Examples of Specific Activities
Work done by biomedical engineers may include a wide range of activities such as:
* Artificial organs (hearing aids, cardiac pacemakers, artificial kidneys and hearts, blood oxygenators, synthetic blood vessels, joints, arms, and legs).
* Automated patient monitoring (during surgery or in intensive care, healthy persons in unusual environments, such as astronauts in space or underwater divers at great depth).
* Blood chemistry sensors (potassium, sodium, O2, CO2, and pH).
* Advanced therapeutic and surgical devices (laser system for eye surgery, automated delivery of insulin, etc.).
* Application of expert systems and artificial intelligence to clinical decision making (computer-based systems for diagnosing diseases).
* Design of optimal clinical laboratories (computerized analyzer for blood samples, cardiac catheterization laboratory, etc.).
* Medical imaging systems (ultrasound, computer assisted tomography, magnetic resonance imaging, positron emission tomography, etc.).
* Computer modeling of physiologic systems (blood pressure control, renal function, visual and auditory nervous circuits, etc.).
* Biomaterials design (mechanical, transport and biocompatibility properties of implantable artificial materials).
* Biomechanics of injury and wound healing (gait analysis, application of growth factors, etc.).
* Sports medicine (rehabilitation, external support devices, etc.).
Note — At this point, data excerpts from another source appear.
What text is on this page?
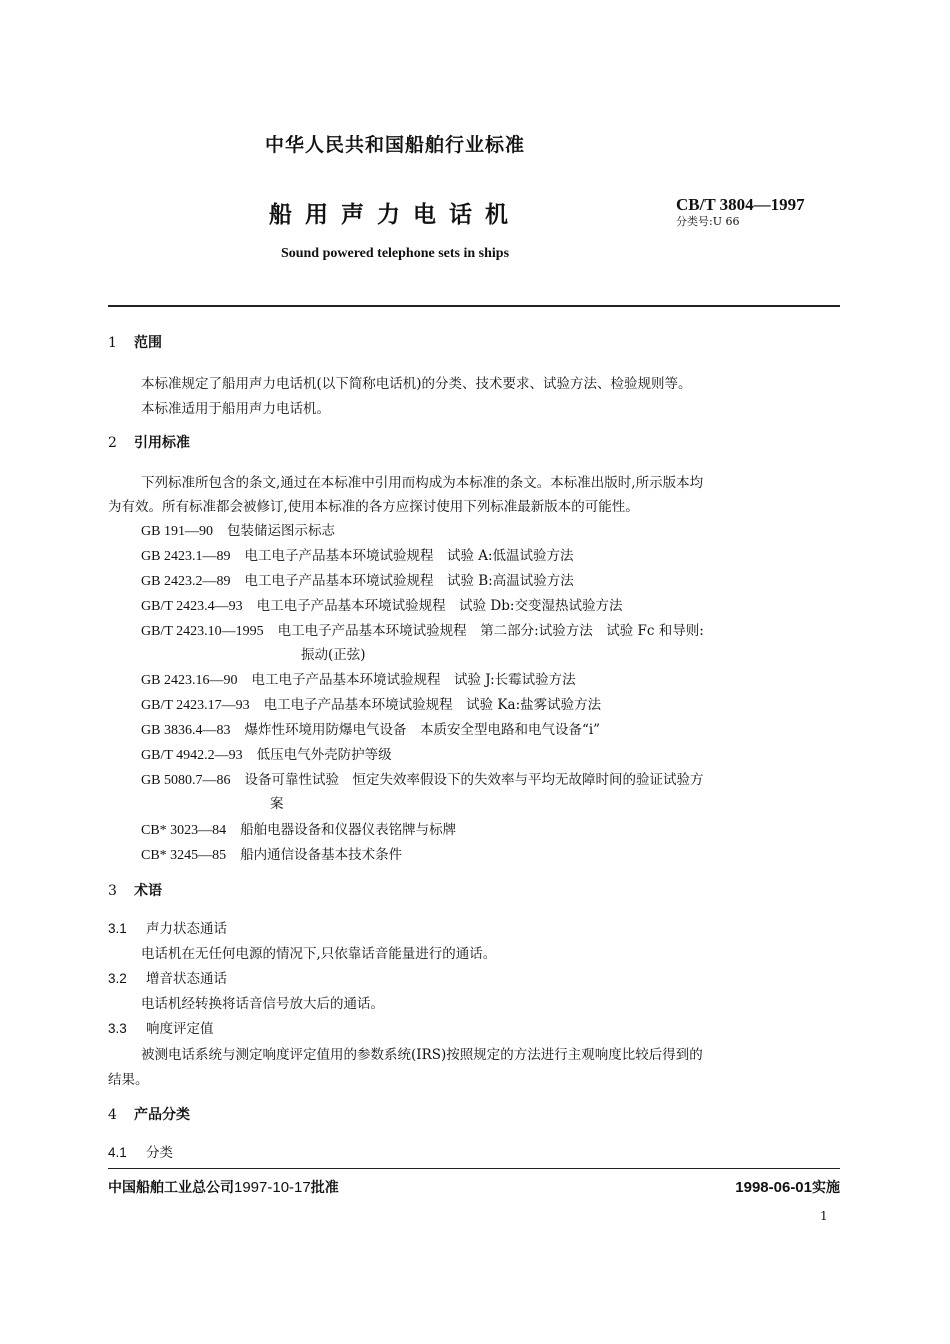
中华人民共和国船舶行业标准
船用声力电话机	CB/T 3804—1997
分类号:U 66
Sound powered telephone sets in ships
1 范围
本标准规定了船用声力电话机(以下简称电话机)的分类、技术要求、试验方法、检验规则等。
本标准适用于船用声力电话机。
2 引用标准
下列标准所包含的条文,通过在本标准中引用而构成为本标准的条文。本标准出版时,所示版本均
为有效。所有标准都会被修订,使用本标准的各方应探讨使用下列标准最新版本的可能性。
GB 191—90 包装储运图示标志
GB 2423.1—89 电工电子产品基本环境试验规程　试验 A:低温试验方法
GB 2423.2—89 电工电子产品基本环境试验规程　试验 B:高温试验方法
GB/T 2423.4—93 电工电子产品基本环境试验规程　试验 Db:交变湿热试验方法
GB/T 2423.10—1995 电工电子产品基本环境试验规程　第二部分:试验方法　试验 Fc 和导则:
振动(正弦)
GB 2423.16—90 电工电子产品基本环境试验规程　试验 J:长霉试验方法
GB/T 2423.17—93 电工电子产品基本环境试验规程　试验 Ka:盐雾试验方法
GB 3836.4—83 爆炸性环境用防爆电气设备　本质安全型电路和电气设备“i”
GB/T 4942.2—93 低压电气外壳防护等级
GB 5080.7—86 设备可靠性试验　恒定失效率假设下的失效率与平均无故障时间的验证试验方
案
CB* 3023—84 船舶电器设备和仪器仪表铭牌与标牌
CB* 3245—85 船内通信设备基本技术条件
3 术语
3.1 声力状态通话
电话机在无任何电源的情况下,只依靠话音能量进行的通话。
3.2 增音状态通话
电话机经转换将话音信号放大后的通话。
3.3 响度评定值
被测电话系统与测定响度评定值用的参数系统(IRS)按照规定的方法进行主观响度比较后得到的
结果。
4 产品分类
4.1 分类
中国船舶工业总公司1997-10-17批准	1998-06-01实施
1
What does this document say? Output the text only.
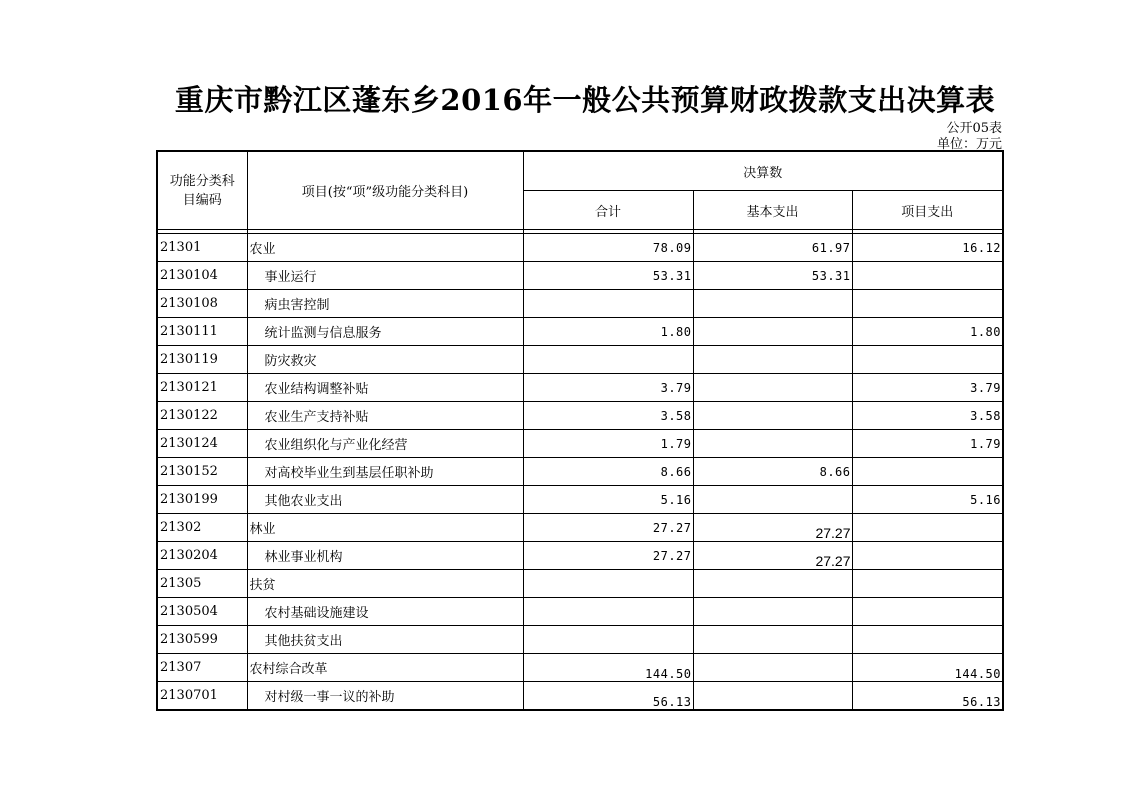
重庆市黔江区蓬东乡2016年一般公共预算财政拨款支出决算表
公开05表
单位：万元
功能分类科目编码	项目(按“项”级功能分类科目)	决算数		
		合计	基本支出	项目支出

21301	农业	78.09	61.97	16.12
2130104	事业运行	53.31	53.31	
2130108	病虫害控制			
2130111	统计监测与信息服务	1.80		1.80
2130119	防灾救灾			
2130121	农业结构调整补贴	3.79		3.79
2130122	农业生产支持补贴	3.58		3.58
2130124	农业组织化与产业化经营	1.79		1.79
2130152	对高校毕业生到基层任职补助	8.66	8.66	
2130199	其他农业支出	5.16		5.16
21302	林业	27.27	27.27	
2130204	林业事业机构	27.27	27.27	
21305	扶贫			
2130504	农村基础设施建设			
2130599	其他扶贫支出			
21307	农村综合改革	144.50		144.50
2130701	对村级一事一议的补助	56.13		56.13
Where do Biomedical Engineers Work?
Biomedical engineers are employed in universities, in industry, in hospitals, in research facilities of educational and medical institutions, in teaching, and in government regulatory agencies. They often serve a coordinating or interfacing function, using their background in both the engineering and medical fields. In industry, they may create designs where an in-depth understanding of living systems and of technology is essential. They may be involved in performance testing of new or proposed products. Government positions often involve product testing and safety, as well as establishing safety standards for devices. In the hospital, the biomedical engineer may provide advice on the selection and use of medical equipment, as well as supervising its performance testing and maintenance. They may also build customized devices for special health care or research needs. In research institutions, biomedical engineers supervise laboratories and equipment, and participate in or direct research activities in collaboration with other researchers with such backgrounds as medicine, physiology, and nursing. Some biomedical engineers are technical advisors for marketing departments of companies and some are in management positions.